In order to objectify the anterior translation of the tibia, instrumented tests, such as the KT-1000 arthrometer, have been proposed to diagnose ACL injuries and to assess stability after ACL reconstruction [28]. In their systematic review and meta-analysis on the diagnostic values of arthrometers for diagnosing ACL injuries, van Eck et al. [28] found that the KT-1000 arthrometer at maximal manual force had the highest diagnostic values with a sensitivity of 93% and a specificity of 93%, although no cut-off value is presented [28]. The KT-1000 arthrometer is often used as dichotomous outcome diagnostic tool, measuring a difference of 2-3 mm between the legs (relative translation) [21]. The current study found that a relative translation at 133 N force had a greater AUC compared to 67 N and 87 N, although the AUC at 87 N was higher than at 133 N for absolute translations. The Youden indexes were highest for 133 N of force, these cut-offs were therefore used for analyses on diagnostic values. An absolute translation of ≥7 mm of the injured leg had a sensitivity of 97% (95-CI 84–100%) and a specificity of 88% (95%-CI 47–100%) and showed higher diagnostic values compared to cut-off values of relative translation (difference between injured and control leg). Interestingly, the often used cut-off values of a relative translation of 2 or 3 mm were not an optimal cut-off point in the current study, as both 1 mm and 4 mm relative translations had higher diagnostic values [21]. The absolute translation as a cut-off seemed to be most useful for diagnosing ACL injuries. However, absolute anterior translation should always be interpreted with caution as gender, pubertal growth phases and greater physiological joint hypermobility have influences on laxity and the contralateral leg should therefore always be evaluated [22, 29]. A limitation of KT-1000 arthrometer was that some children were too small to fit in the arthrometer or were unable to undergo the test due to fear or pain.
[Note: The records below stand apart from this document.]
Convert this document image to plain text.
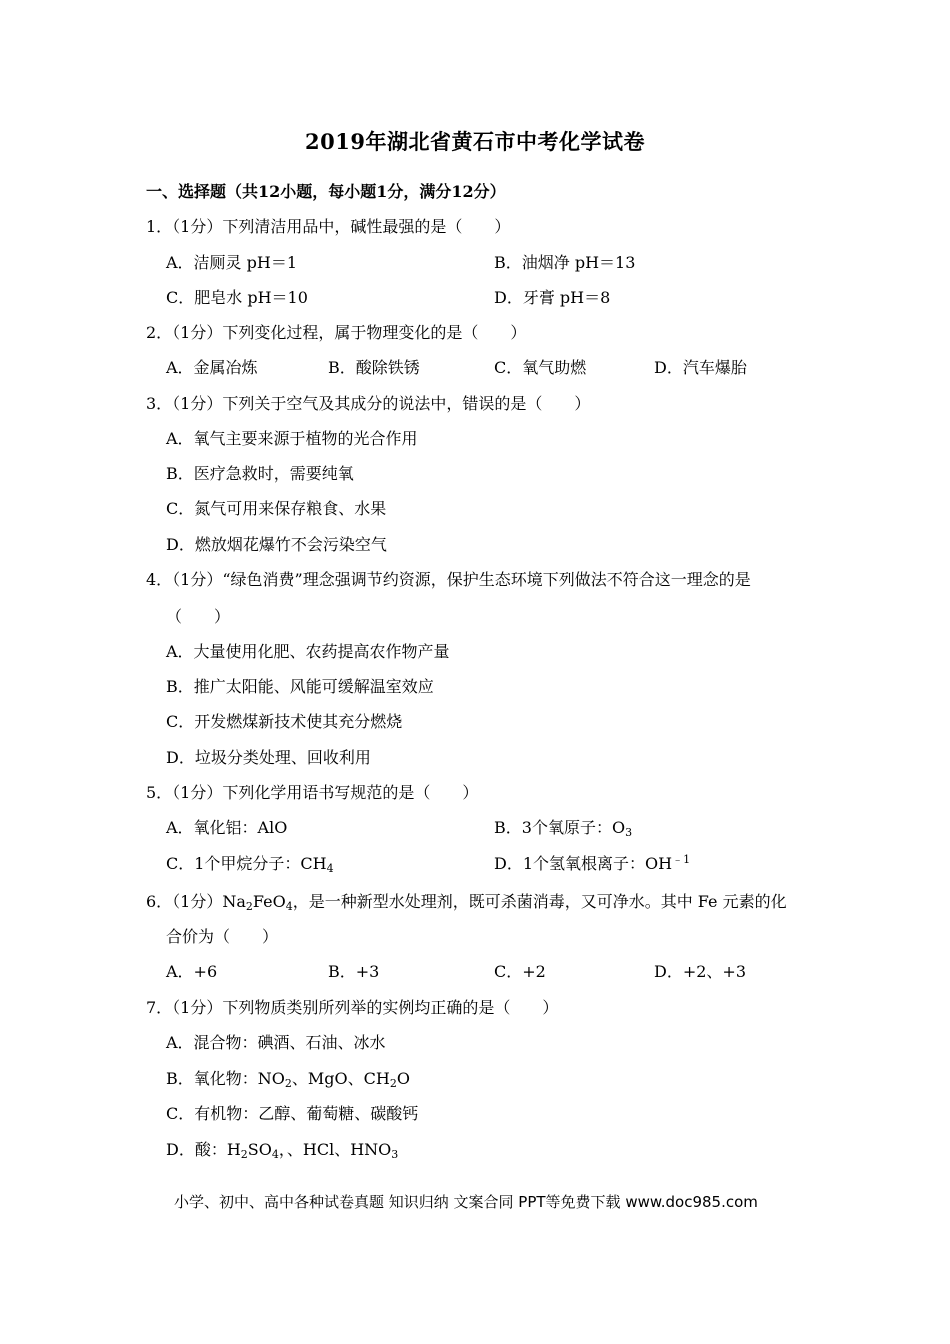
2019年湖北省黄石市中考化学试卷
一、选择题（共12小题，每小题1分，满分12分）
1．（1分）下列清洁用品中，碱性最强的是（　　）
A．洁厕灵 pH＝1	B．油烟净 pH＝13
C．肥皂水 pH＝10	D．牙膏 pH＝8
2．（1分）下列变化过程，属于物理变化的是（　　）
A．金属冶炼	B．酸除铁锈	C．氧气助燃	D．汽车爆胎
3．（1分）下列关于空气及其成分的说法中，错误的是（　　）
A．氧气主要来源于植物的光合作用
B．医疗急救时，需要纯氧
C．氮气可用来保存粮食、水果
D．燃放烟花爆竹不会污染空气
4．（1分）“绿色消费”理念强调节约资源，保护生态环境下列做法不符合这一理念的是
（　　）
A．大量使用化肥、农药提高农作物产量
B．推广太阳能、风能可缓解温室效应
C．开发燃煤新技术使其充分燃烧
D．垃圾分类处理、回收利用
5．（1分）下列化学用语书写规范的是（　　）
A．氧化铝：AlO	B．3个氧原子：$O_3$
C．1个甲烷分子：$CH_4$	D．1个氢氧根离子：$OH^{﹣1}$
6．（1分）$Na_2FeO_4$，是一种新型水处理剂，既可杀菌消毒，又可净水。其中 Fe 元素的化
合价为（　　）
A．+6	B．+3	C．+2	D．+2、+3
7．（1分）下列物质类别所列举的实例均正确的是（　　）
A．混合物：碘酒、石油、冰水
B．氧化物：$NO_2$、MgO、$CH_2O$
C．有机物：乙醇、葡萄糖、碳酸钙
D．酸：$H_2SO_4$，、HCl、$HNO_3$
小学、初中、高中各种试卷真题 知识归纳 文案合同 PPT等免费下载 www.doc985.com
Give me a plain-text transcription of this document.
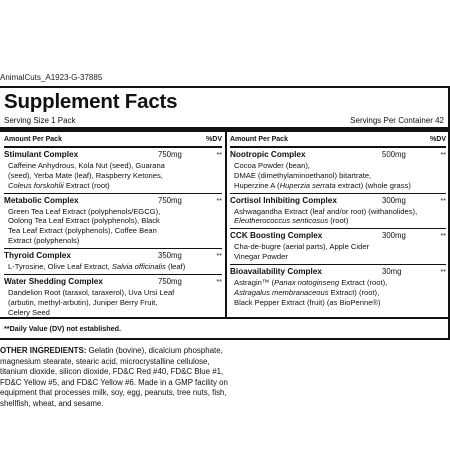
AnimalCuts_A1923-G-37885
Supplement Facts
Serving Size 1 Pack	Servings Per Container 42
Amount Per Pack	%DV
Stimulant Complex	750mg	**
Caffeine Anhydrous, Kola Nut (seed), Guarana
(seed), Yerba Mate (leaf), Raspberry Ketones,
Coleus forskohlii Extract (root)
Metabolic Complex	750mg	**
Green Tea Leaf Extract (polyphenols/EGCG),
Oolong Tea Leaf Extract (polyphenols), Black
Tea Leaf Extract (polyphenols), Coffee Bean
Extract (polyphenols)
Thyroid Complex	350mg	**
L-Tyrosine, Olive Leaf Extract, Salvia officinalis (leaf)
Water Shedding Complex	750mg	**
Dandelion Root (taraxol, taraxerol), Uva Ursi Leaf
(arbutin, methyl-arbutin), Juniper Berry Fruit,
Celery Seed
Amount Per Pack	%DV
Nootropic Complex	500mg	**
Cocoa Powder (bean),
DMAE (dimethylaminoethanol) bitartrate,
Huperzine A (Huperzia serrata extract) (whole grass)
Cortisol Inhibiting Complex	300mg	**
Ashwagandha Extract (leaf and/or root) (withanolides),
Eleutherococcus senticosus (root)
CCK Boosting Complex	300mg	**
Cha-de-bugre (aerial parts), Apple Cider
Vinegar Powder
Bioavailability Complex	30mg	**
Astragin™ (Panax notoginseng Extract (root),
Astragalus membranaceous Extract) (root),
Black Pepper Extract (fruit) (as BioPerine®)
**Daily Value (DV) not established.
OTHER INGREDIENTS: Gelatin (bovine), dicalcium phosphate,
magnesium stearate, stearic acid, microcrystalline cellulose,
titanium dioxide, silicon dioxide, FD&C Red #40, FD&C Blue #1,
FD&C Yellow #5, and FD&C Yellow #6. Made in a GMP facility on
equipment that processes milk, soy, egg, peanuts, tree nuts, fish,
shellfish, wheat, and sesame.
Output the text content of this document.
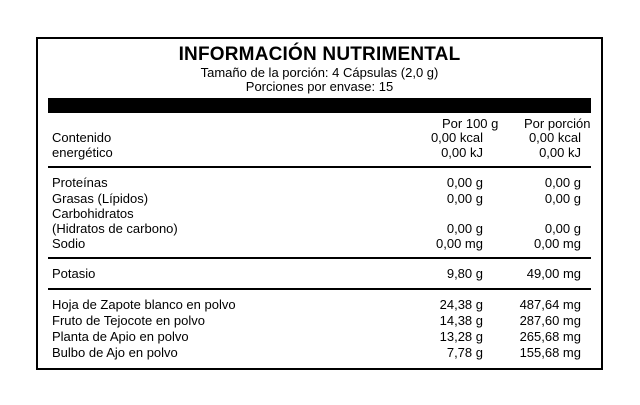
INFORMACIÓN NUTRIMENTAL
Tamaño de la porción: 4 Cápsulas (2,0 g)
Porciones por envase: 15
Por 100 g Por porción
Contenido
energético
0,00 kcal	0,00 kcal
0,00 kJ	0,00 kJ
Proteínas	0,00 g	0,00 g
Grasas (Lípidos)	0,00 g	0,00 g
Carbohidratos
(Hidratos de carbono)	0,00 g	0,00 g
Sodio	0,00 mg	0,00 mg
Potasio	9,80 g	49,00 mg
Hoja de Zapote blanco en polvo	24,38 g	487,64 mg
Fruto de Tejocote en polvo	14,38 g	287,60 mg
Planta de Apio en polvo	13,28 g	265,68 mg
Bulbo de Ajo en polvo	7,78 g	155,68 mg
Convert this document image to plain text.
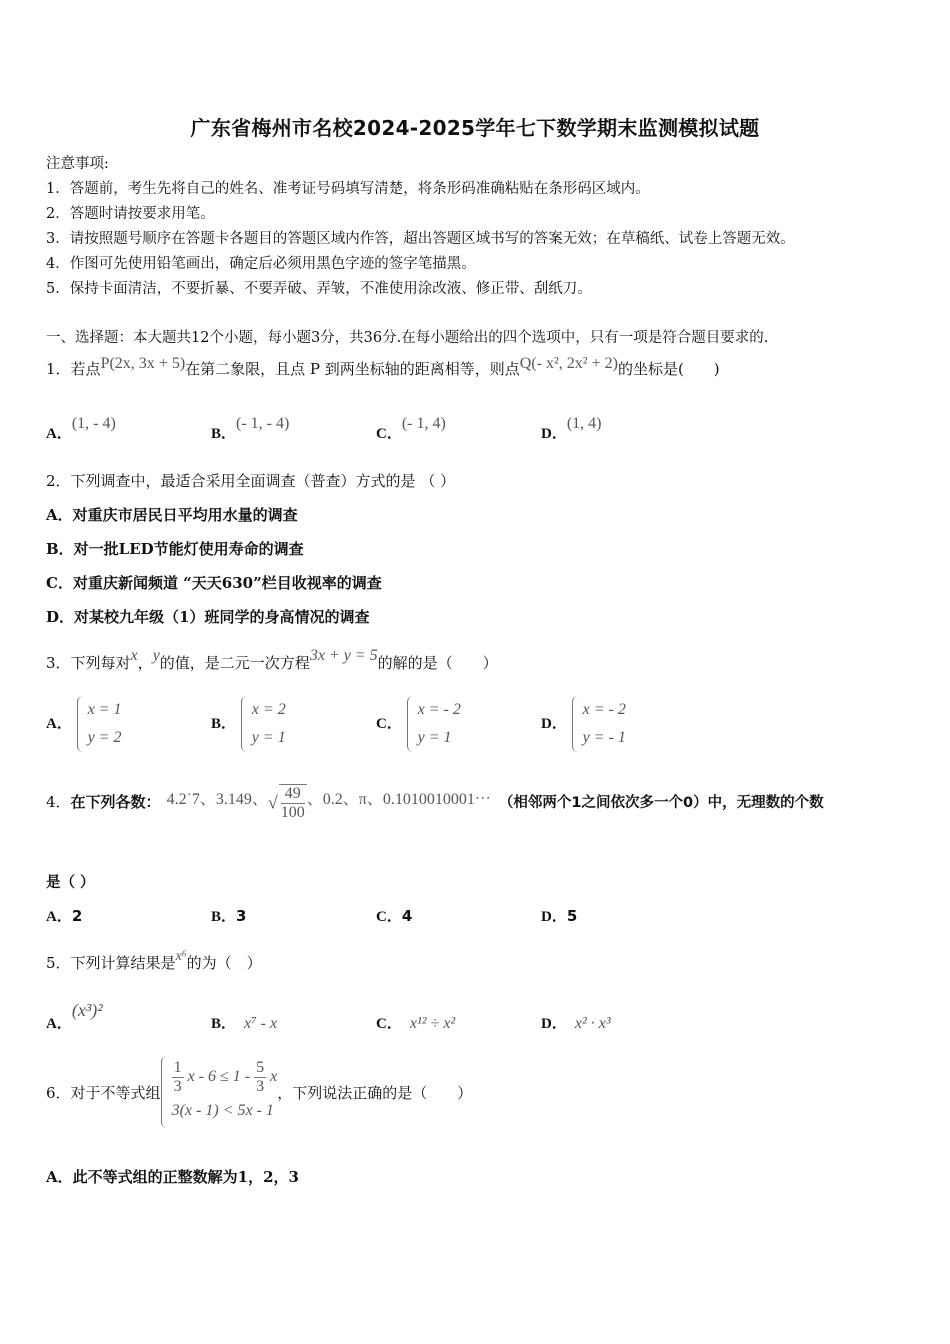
广东省梅州市名校2024-2025学年七下数学期末监测模拟试题
注意事项:
1．答题前，考生先将自己的姓名、准考证号码填写清楚，将条形码准确粘贴在条形码区域内。
2．答题时请按要求用笔。
3．请按照题号顺序在答题卡各题目的答题区域内作答，超出答题区域书写的答案无效；在草稿纸、试卷上答题无效。
4．作图可先使用铅笔画出，确定后必须用黑色字迹的签字笔描黑。
5．保持卡面清洁，不要折暴、不要弄破、弄皱，不准使用涂改液、修正带、刮纸刀。
一、选择题：本大题共12个小题，每小题3分，共36分.在每小题给出的四个选项中，只有一项是符合题目要求的.
1．若点P(2x, 3x + 5)在第二象限，且点 P 到两坐标轴的距离相等，则点Q(- x², 2x² + 2)的坐标是(　　)
A．(1, - 4)
B．(- 1, - 4)
C．(- 1, 4)
D．(1, 4)
2．下列调查中，最适合采用全面调查（普查）方式的是 （ ）
A．对重庆市居民日平均用水量的调查
B．对一批LED节能灯使用寿命的调查
C．对重庆新闻频道 “天天630”栏目收视率的调查
D．对某校九年级（1）班同学的身高情况的调查
3．下列每对x，y的值，是二元一次方程3x + y = 5的解的是（　　）
A．
x = 1
y = 2
B．
x = 2
y = 1
C．
x = - 2
y = 1
D．
x = - 2
y = - 1
4．在下列各数： 4.2˙7、3.149、√ $\frac{49}{100}$ 、0.2、π、0.1010010001⋯ （相邻两个1之间依次多一个0）中，无理数的个数
是（ ）
A．2	B．3	C．4	D．5
5．下列计算结果是x⁶的为（　）
A．(x³)²
B． x⁷ - x	C． x¹² ÷ x²	D． x² · x³
6．对于不等式组 $\frac{1}{3}$ $x - 6 \le 1 - \frac{5}{3}$ x
3(x - 1) < 5x - 1
，下列说法正确的是（　　）
A．此不等式组的正整数解为1，2，3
This study had certain limitations. The first limitation is that the MRI is used as reference test. Arthroscopy is regarded as the gold standard, but rarely used as diagnostic tool [30]. Diagnosis of ACL injuries on MRI is however highly accurate in children and teenagers and is less invasive, as was confirmed in the current study [23]. The MRI was therefore chosen as the reference test in the current study. Interestingly, half of the meniscal injuries were missed on MRI and found during ACL reconstruction in this study. The second limitation is that the Máxima Medical Centre is a tertiary referral centre for paediatric ACL injuries and the prevalence of ACL injuries was therefore high. This also resulted in a low prevalence of non-ACL injured patients, resulting in a relatively wide 95%-CI for specificity and NPV of some tests. Although the orthopaedic surgeon was blinded for the referral and MRI outcomes, one might expect that the high prevalence of ACL injuries potentially affected blinding as there was already a high suspicion of ACL injuries, especially when patients were referred from other hospitals. The third limitation was the population size of 66 children, which is smaller than some of the previous studies [4, 16]. However, the current study included a relatively large amount of children with ACL injuries and is the first study that evaluated history taking, ACL stability tests and KT-1000 m in this population. The population consisted of a few partially ACL injured children, which was a limitation in analysing differences between complete and partial ACL injuries. Final limitation was that joint hyperflexibility (for example Beighton scale) was not measured during physical examination. Previous study by Falciglia showed that KT-1000 laxity measurements were greater in adolescents with signs of physiological joint hyperflexibility [22].

Conclusions

Report of a popping sensation during trauma has a specificity and PPV of 100% for diagnosing ACL injuries in children and adolescents. Although potentially difficult in children, the Lachman test, anterior drawer test and pivot shift test have a high PPV and NPV when performed by an experienced orthopaedic surgeon. An absolute anterior translation of ≥7 mm of the injured knee in the KT-1000 arthrometer at 133 N has the highest diagnostic values of all clinical tests for diagnosing ACL injuries.